11, 21 first nMOS transistor for differential operation 12, 22 second nMOS transistor for differential operation 13, 23 third nMOS transistor for constant current source 14, 24 first pMOS transistor for load 15, 25 Second pMOS transistor for load 101, 201 Input terminal IN 202 Input terminal INB 103, 203 Input terminal RFN 104, 204 Input terminal RFP 105, 205 First output terminal OUTB 106, 206 Second output terminal OUT 107, 207 Power input terminal V _DD

Claims (3)

[Claims] 1. In a differential amplifier circuit type current mode semiconductor integrated circuit used as a buffer or an inverter, the gate terminal of the second differential transistor is not connected to an external input and is connected to the first differential transistor side. A current mode semiconductor integrated circuit characterized in that it is connected to an output terminal. 2. A current mode semiconductor integrated circuit of a differential amplifier circuit type, wherein a High or Low signal is input to a gate terminal of a differential transistor, and a drain of a pair of differential transistors serves as a differential output. The dynamic amplifier circuit includes a first pMOS transistor and a second pMOS transistor, a first nMOS transistor and a second nMOS transistor as a differential transistor, and a third nMOS transistor that serves as a constant current source. , A first desired external voltage is commonly applied to the gates of the first pMOS transistor and the second pMOS transistor, and a power supply output is applied to the drains of the first pMOS transistor and the first nMOS transistor. And a second nMOS
The sources of the transistors are commonly grounded via a third nMOS transistor, and the first nMOS transistor and the second nMOS are connected.

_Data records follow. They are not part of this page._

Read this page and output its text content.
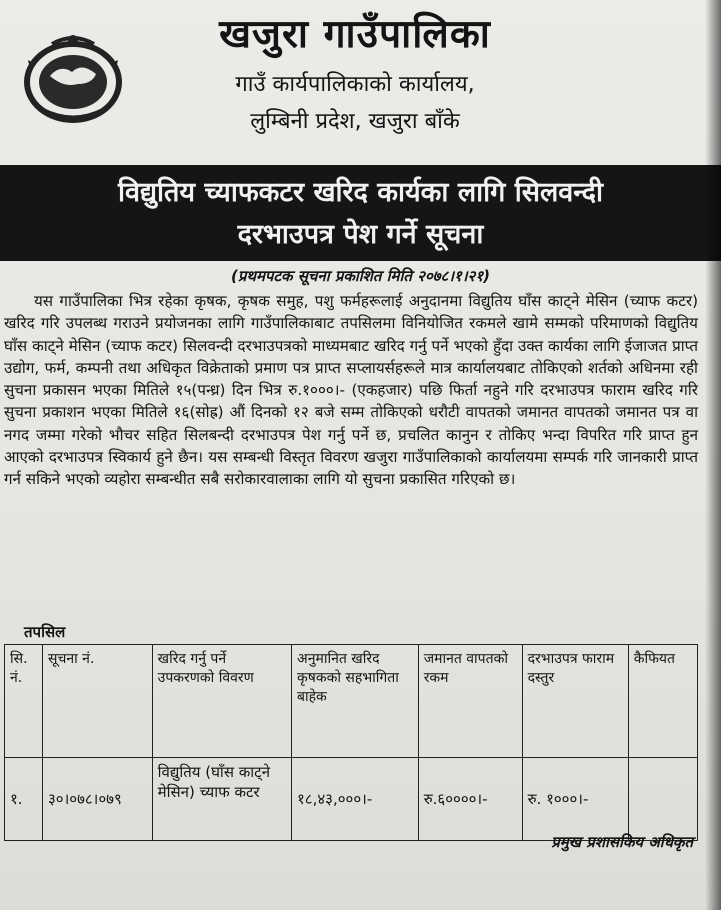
खजुरा गाउँपालिका
गाउँ कार्यपालिकाको कार्यालय,
लुम्बिनी प्रदेश, खजुरा बाँके
विद्युतिय च्याफकटर खरिद कार्यका लागि सिलवन्दी
दरभाउपत्र पेश गर्ने सूचना
(प्रथमपटक सूचना प्रकाशित मिति २०७८।१।२१)
यस गाउँपालिका भित्र रहेका कृषक, कृषक समुह, पशु फर्महरूलाई अनुदानमा विद्युतिय घाँस काट्ने मेसिन (च्याफ कटर) खरिद गरि उपलब्ध गराउने प्रयोजनका लागि गाउँपालिकाबाट तपसिलमा विनियोजित रकमले खामे सम्मको परिमाणको विद्युतिय घाँस काट्ने मेसिन (च्याफ कटर) सिलवन्दी दरभाउपत्रको माध्यमबाट खरिद गर्नु पर्ने भएको हुँदा उक्त कार्यका लागि ईजाजत प्राप्त उद्योग, फर्म, कम्पनी तथा अधिकृत विक्रेताको प्रमाण पत्र प्राप्त सप्लायर्सहरूले मात्र कार्यालयबाट तोकिएको शर्तको अधिनमा रही सुचना प्रकासन भएका मितिले १५(पन्ध्र) दिन भित्र रु.१०००।- (एकहजार) पछि फिर्ता नहुने गरि दरभाउपत्र फाराम खरिद गरि सुचना प्रकाशन भएका मितिले १६(सोह्र) औं दिनको १२ बजे सम्म तोकिएको धरौटी वापतको जमानत वापतको जमानत पत्र वा नगद जम्मा गरेको भौचर सहित सिलबन्दी दरभाउपत्र पेश गर्नु पर्ने छ, प्रचलित कानुन र तोकिए भन्दा विपरित गरि प्राप्त हुन आएको दरभाउपत्र स्विकार्य हुने छैन। यस सम्बन्धी विस्तृत विवरण खजुरा गाउँपालिकाको कार्यालयमा सम्पर्क गरि जानकारी प्राप्त गर्न सकिने भएको व्यहोरा सम्बन्धीत सबै सरोकारवालाका लागि यो सुचना प्रकासित गरिएको छ।
तपसिल
सि. नं.	सूचना नं.	खरिद गर्नु पर्ने उपकरणको विवरण	अनुमानित खरिद कृषकको सहभागिता बाहेक	जमानत वापतको रकम	दरभाउपत्र फाराम दस्तुर	कैफियत
१.	३०।०७८।०७९	विद्युतिय (घाँस काट्ने मेसिन) च्याफ कटर	१८,४३,०००।-	रु.६००००।-	रु. १०००।-	
प्रमुख प्रशासकिय अधिकृत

The drains of the transistors are connected to the sources of the first pMOS transistor and the second pMOS transistor and the first external output terminal and the second external output terminal, respectively, and the gate of the first nMOS transistor is the external input terminal. The gate of the second nMOS transistor is connected to the drain of the first nMOS transistor, and the second desired external voltage is applied to the gate of the third nMOS transistor. Current mode semiconductor integrated circuit. 3. The current mode semiconductor integrated circuit according to claim 1, wherein the first pMOS transistor and the second pMOS are provided.
A current mode semiconductor integrated circuit in which a transistor is replaced with a first resistor and a second resistor having a predetermined resistance value.